Research on activists during periods of political turmoil found that nearly 80 percent exhibited moderate to severe anxiety and depression, and that the ongoing nature of the pressure, not individual personal circumstances, was the primary driver. If you've been trying to figure out why you can't seem to put your feet on the ground, it's not just you. You are struggling because something is wrong with the conditions you are operating in.


Naming that distinction matters. It is the difference between treating yourself as the problem to be fixed and treating the conditions as the problem to be navigated. You cannot do the second without doing the first.


Understand the Difference Between Self-Care and Systemic Care


The origins of self-care as a radical act come from Black women and queer activists who understood it as a revolutionary daily tactic rather than an indulgence. It's a survival strategy rooted in collective liberation. Audre Lorde described self-care as a radical act of self-preservation and political warfare.


That is a fundamentally different framing than what the wellness industry has made of it.

Real sustainability for intersectionally marginalized leaders is not about individual coping strategies applied to structural problems. The current discourse on self-care too often focuses on individual behaviors and excludes the systemic and community-level factors that encourage, sustain, or inhibit those practices in the first place. You cannot meditate your way out of an inequitable funding landscape. You cannot journal your way through a political moment that is actively targeting your community.
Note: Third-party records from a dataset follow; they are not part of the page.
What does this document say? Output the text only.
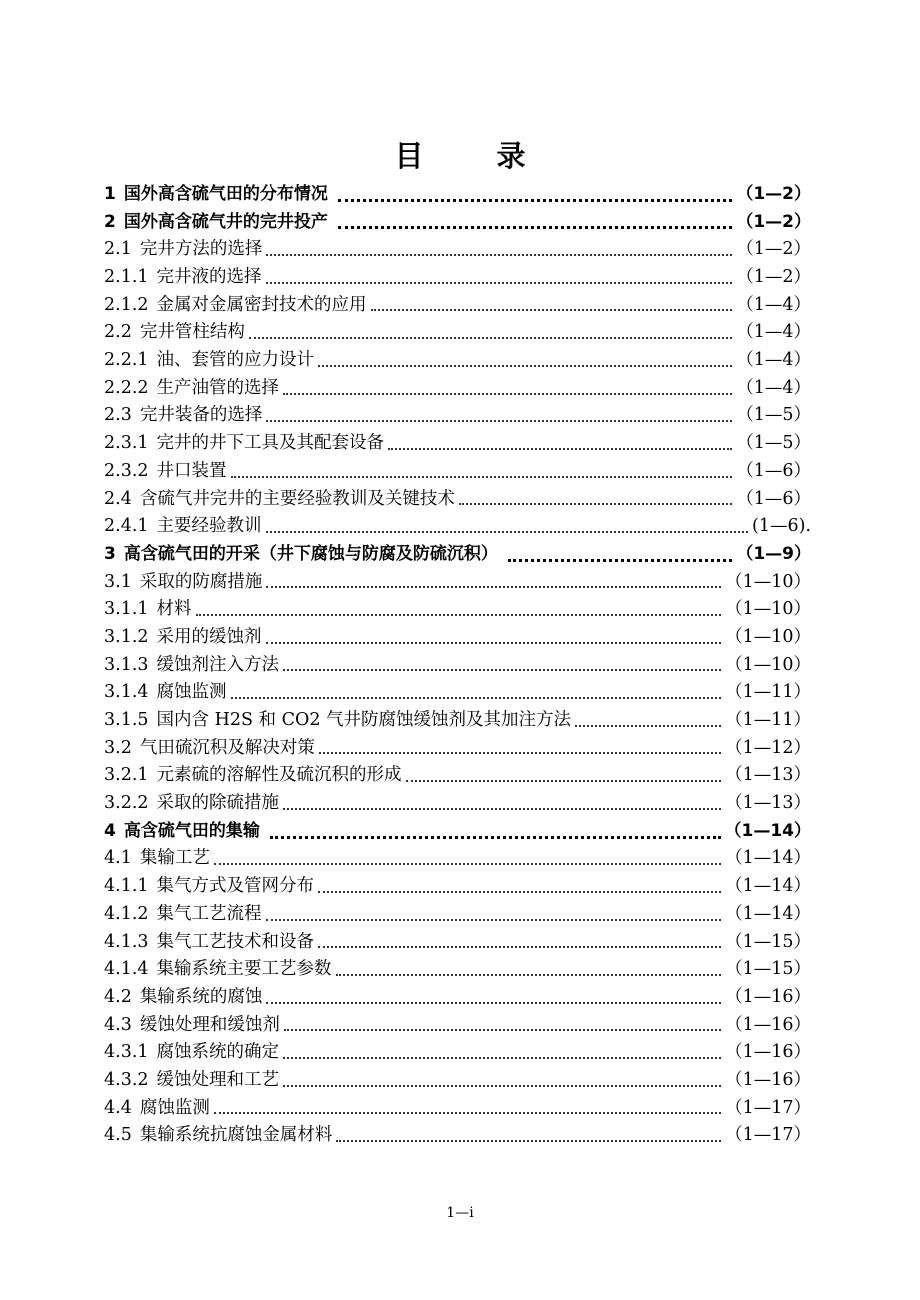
目　录
1 国外高含硫气田的分布情况	（1—2）
2 国外高含硫气井的完井投产	（1—2）
2.1 完井方法的选择	（1—2）
2.1.1 完井液的选择	（1—2）
2.1.2 金属对金属密封技术的应用	（1—4）
2.2 完井管柱结构	（1—4）
2.2.1 油、套管的应力设计	（1—4）
2.2.2 生产油管的选择	（1—4）
2.3 完井装备的选择	（1—5）
2.3.1 完井的井下工具及其配套设备	（1—5）
2.3.2 井口装置	（1—6）
2.4 含硫气井完井的主要经验教训及关键技术	（1—6）
2.4.1 主要经验教训	(1—6).
3 高含硫气田的开采（井下腐蚀与防腐及防硫沉积）	（1—9）
3.1 采取的防腐措施	（1—10）
3.1.1 材料	（1—10）
3.1.2 采用的缓蚀剂	（1—10）
3.1.3 缓蚀剂注入方法	（1—10）
3.1.4 腐蚀监测	（1—11）
3.1.5 国内含 H2S 和 CO2 气井防腐蚀缓蚀剂及其加注方法	（1—11）
3.2 气田硫沉积及解决对策	（1—12）
3.2.1 元素硫的溶解性及硫沉积的形成	（1—13）
3.2.2 采取的除硫措施	（1—13）
4 高含硫气田的集输	（1—14）
4.1 集输工艺	（1—14）
4.1.1 集气方式及管网分布	（1—14）
4.1.2 集气工艺流程	（1—14）
4.1.3 集气工艺技术和设备	（1—15）
4.1.4 集输系统主要工艺参数	（1—15）
4.2 集输系统的腐蚀	（1—16）
4.3 缓蚀处理和缓蚀剂	（1—16）
4.3.1 腐蚀系统的确定	（1—16）
4.3.2 缓蚀处理和工艺	（1—16）
4.4 腐蚀监测	（1—17）
4.5 集输系统抗腐蚀金属材料	（1—17）
1—i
However, you can build the conditions inside yourself and inside your organization that make sustained leadership possible over the long term.


What Sustained Leadership Looks Like


That looks like building community with people who do not need you to explain why you are tired. Self-care without collective care is not enough. Collective care — exchanging stories and being witnessed — sustains the work of Black women organizers and movement leaders. So, be diligent, find your people, and protect those relationships like the organizational assets they are.


It looks like building an organization that does not depend entirely on your capacity to hold it together. Leadership development, clear operational systems, and distributed decision-making are sustainability strategies. An organization that can only function when you are at full capacity will

eventually cost you your full capacity. It also looks like getting honest about what you will and will not absorb. Not every crisis requires your direct response. Not every attack requires your public voice. Not every ask deserves a yes. The boundaries you set are not failures of commitment. They are evidence of the long-term thinking your community needs from you.


And it looks like allowing yourself to be human inside the work. It's less about performing resilience for the benefit of funders, boards, or social media, and more about tending to what this moment is asking of you personally.


A Note on the Current Moment


What is happening politically right now is not a temporary disruption. It is a deliberate unraveling of rights, of resources, of the infrastructure that community-rooted organizations depend on. And it is hitting the leaders and communities who were already carrying the most the hardest.


You get to name that clearly. You are allowed to grieve what is being lost. You are allowed to feel the weight of leading through it without pretending the weight is not there.

And you are allowed to ask for help from your team, your community, your peers, and, if you have access to one, a mental health professional who understands the specific terrain of leading in social change spaces.


The work of liberation has never been carried by one person alone. It has always been sustained by people who chose, again and again, to stay in relationship with each other through the hardest moments.


If nothing else resonates, we hope this will: you do not have to leave yourself behind to lead.